I thought of turkey enchiladas, turkey manicotti, or turkey tetrazzini, but decided to roam the web for something with Asian flavors and this Serious Eats recipe turned out to be a winner. This time I had cooked the bird breast-side down, so it was especially moist and perfect for shredding. The recipe is based on a popular street food dish in Taiwan and features tender chunks of turkey moistened with a sauce of turkey jus and soy that is fragrant with Sichuan peppercorns and enriched with rendered turkey fat.

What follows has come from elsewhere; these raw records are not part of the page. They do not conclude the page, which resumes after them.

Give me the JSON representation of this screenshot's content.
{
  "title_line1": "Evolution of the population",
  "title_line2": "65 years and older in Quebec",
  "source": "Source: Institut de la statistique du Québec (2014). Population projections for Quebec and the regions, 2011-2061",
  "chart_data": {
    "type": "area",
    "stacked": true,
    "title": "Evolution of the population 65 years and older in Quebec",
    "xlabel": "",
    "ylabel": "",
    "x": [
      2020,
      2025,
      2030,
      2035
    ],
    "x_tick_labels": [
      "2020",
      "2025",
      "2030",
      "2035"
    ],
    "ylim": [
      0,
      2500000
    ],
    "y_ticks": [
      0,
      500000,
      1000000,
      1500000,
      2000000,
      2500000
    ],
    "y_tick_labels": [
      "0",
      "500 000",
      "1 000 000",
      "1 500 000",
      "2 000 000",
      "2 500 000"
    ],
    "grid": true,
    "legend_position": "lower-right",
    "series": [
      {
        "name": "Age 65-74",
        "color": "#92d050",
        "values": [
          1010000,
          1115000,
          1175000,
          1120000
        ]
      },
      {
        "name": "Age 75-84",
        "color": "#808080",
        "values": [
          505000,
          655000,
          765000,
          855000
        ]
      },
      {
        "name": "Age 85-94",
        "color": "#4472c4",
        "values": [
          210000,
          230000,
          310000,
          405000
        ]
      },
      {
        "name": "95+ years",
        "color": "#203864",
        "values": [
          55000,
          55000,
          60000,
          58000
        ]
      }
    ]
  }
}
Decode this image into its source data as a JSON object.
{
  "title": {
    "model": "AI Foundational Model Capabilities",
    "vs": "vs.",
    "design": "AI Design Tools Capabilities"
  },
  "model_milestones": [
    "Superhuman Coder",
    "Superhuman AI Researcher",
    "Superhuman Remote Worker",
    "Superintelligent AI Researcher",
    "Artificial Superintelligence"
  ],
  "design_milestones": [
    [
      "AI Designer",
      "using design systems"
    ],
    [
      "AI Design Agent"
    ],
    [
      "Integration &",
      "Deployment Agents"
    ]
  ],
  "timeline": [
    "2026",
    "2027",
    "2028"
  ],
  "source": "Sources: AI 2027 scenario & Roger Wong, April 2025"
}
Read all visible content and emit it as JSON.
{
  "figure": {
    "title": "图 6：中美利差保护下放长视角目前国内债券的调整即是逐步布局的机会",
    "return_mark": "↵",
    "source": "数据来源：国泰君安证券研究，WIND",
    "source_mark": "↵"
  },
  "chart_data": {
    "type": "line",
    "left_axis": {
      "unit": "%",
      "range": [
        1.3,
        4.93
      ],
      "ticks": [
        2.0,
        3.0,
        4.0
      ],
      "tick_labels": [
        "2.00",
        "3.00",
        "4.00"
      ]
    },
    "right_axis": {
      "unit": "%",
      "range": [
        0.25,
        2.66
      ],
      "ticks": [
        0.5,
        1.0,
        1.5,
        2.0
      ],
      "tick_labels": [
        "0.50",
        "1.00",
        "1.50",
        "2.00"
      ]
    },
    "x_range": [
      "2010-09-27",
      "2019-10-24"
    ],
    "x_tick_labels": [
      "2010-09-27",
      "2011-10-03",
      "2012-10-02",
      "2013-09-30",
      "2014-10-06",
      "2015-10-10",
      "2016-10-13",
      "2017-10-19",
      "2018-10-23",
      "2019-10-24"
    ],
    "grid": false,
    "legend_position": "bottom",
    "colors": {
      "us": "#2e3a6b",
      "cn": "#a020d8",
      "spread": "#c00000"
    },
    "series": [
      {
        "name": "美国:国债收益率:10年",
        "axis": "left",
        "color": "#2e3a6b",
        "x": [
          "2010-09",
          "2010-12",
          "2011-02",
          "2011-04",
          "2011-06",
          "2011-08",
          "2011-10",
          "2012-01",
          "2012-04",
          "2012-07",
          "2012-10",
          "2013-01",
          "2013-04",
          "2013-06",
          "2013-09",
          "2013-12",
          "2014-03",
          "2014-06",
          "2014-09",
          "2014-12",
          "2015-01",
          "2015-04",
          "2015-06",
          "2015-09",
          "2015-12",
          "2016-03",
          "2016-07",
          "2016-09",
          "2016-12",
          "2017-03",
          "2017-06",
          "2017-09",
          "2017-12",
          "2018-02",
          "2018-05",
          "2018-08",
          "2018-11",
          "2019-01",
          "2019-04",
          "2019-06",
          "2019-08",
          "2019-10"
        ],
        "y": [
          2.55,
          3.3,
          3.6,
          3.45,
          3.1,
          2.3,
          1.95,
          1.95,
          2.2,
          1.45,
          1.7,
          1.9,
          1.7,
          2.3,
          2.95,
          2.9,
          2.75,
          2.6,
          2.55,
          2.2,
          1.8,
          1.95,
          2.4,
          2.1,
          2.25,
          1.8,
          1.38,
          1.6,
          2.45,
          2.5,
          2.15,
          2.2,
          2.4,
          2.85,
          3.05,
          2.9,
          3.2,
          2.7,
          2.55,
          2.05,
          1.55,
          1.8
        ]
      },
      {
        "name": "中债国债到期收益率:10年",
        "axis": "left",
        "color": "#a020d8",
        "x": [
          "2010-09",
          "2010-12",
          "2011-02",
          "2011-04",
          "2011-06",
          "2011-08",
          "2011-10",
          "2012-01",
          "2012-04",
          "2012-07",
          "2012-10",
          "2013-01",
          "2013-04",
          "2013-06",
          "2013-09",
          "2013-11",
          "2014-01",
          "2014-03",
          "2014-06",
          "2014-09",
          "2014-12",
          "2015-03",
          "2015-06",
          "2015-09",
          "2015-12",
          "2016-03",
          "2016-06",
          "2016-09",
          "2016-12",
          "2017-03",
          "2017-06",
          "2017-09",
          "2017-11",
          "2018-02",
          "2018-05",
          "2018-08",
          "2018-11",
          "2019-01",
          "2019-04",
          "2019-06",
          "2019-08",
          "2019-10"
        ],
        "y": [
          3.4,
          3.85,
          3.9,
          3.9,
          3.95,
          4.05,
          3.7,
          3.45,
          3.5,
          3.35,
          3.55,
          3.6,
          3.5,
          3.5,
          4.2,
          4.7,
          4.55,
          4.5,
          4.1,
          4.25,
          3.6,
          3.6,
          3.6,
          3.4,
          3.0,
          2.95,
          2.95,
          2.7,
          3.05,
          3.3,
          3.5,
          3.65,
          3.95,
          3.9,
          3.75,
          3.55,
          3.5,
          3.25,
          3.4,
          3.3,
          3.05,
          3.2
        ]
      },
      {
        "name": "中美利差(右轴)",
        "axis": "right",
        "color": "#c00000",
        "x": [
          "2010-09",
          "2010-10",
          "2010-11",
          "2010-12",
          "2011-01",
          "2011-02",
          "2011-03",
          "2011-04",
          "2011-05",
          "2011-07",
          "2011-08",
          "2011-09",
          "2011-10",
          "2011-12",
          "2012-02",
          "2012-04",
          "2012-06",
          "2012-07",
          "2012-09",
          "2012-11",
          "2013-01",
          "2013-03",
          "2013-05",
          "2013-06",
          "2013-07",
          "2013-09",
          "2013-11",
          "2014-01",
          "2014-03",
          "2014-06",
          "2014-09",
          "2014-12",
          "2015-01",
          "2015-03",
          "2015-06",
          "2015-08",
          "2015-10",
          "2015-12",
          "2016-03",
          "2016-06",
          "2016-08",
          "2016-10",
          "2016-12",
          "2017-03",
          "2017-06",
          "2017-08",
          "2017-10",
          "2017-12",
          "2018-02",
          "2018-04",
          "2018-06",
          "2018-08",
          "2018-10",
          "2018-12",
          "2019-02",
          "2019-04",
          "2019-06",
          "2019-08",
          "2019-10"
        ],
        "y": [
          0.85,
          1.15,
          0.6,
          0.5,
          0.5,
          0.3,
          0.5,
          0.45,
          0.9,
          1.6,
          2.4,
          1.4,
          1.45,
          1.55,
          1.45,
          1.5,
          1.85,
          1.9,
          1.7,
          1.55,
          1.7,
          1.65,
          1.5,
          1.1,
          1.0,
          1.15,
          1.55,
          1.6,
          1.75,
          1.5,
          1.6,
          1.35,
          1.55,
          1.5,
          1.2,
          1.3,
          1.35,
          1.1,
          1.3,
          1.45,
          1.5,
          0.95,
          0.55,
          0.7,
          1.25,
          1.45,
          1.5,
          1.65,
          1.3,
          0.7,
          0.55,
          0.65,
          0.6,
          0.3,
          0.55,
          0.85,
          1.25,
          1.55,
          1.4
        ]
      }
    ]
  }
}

You’ll want to set aside some turkey drippings just to make this, and next time I’ll also save some crispy skin as a garnish.
Ingredients:
2 cups of shredded turkey meat
3 Tbsp to 1/4 cup of reserved turkey fat from drippings
1/2 cup of reserved roasted turkey juices from drippings
1/2 cup water
1 teaspoon sugar
1 teaspoon soy sauce
1 tablespoon Sichuan peppercorns
Combine reserved turkey fat and and juices from the roasted turkey in a medium pot. Add water, sugar, soy sauce, Sichuan peppercorns, and 1/4 teaspoon each of salt and white pepper. Bring mixture to a simmer, stirring until sugar is dissolved. Continue to simmer uncovered until sauce is reduced by half. Strain into a container or bowl. To serve, top rice with shredded turkey meat. and spoon sauce over. Garnish with fried shallots and cilantro or green onion.
Detailed recipe link here: https://www.seriouseats.com/recipes/2013/11/taiwan-eats-turkey-rice-with-or-without-leftovers-recipe.html
I didn’t have cilantro, so garnished with I’itoi’s onions from my garden.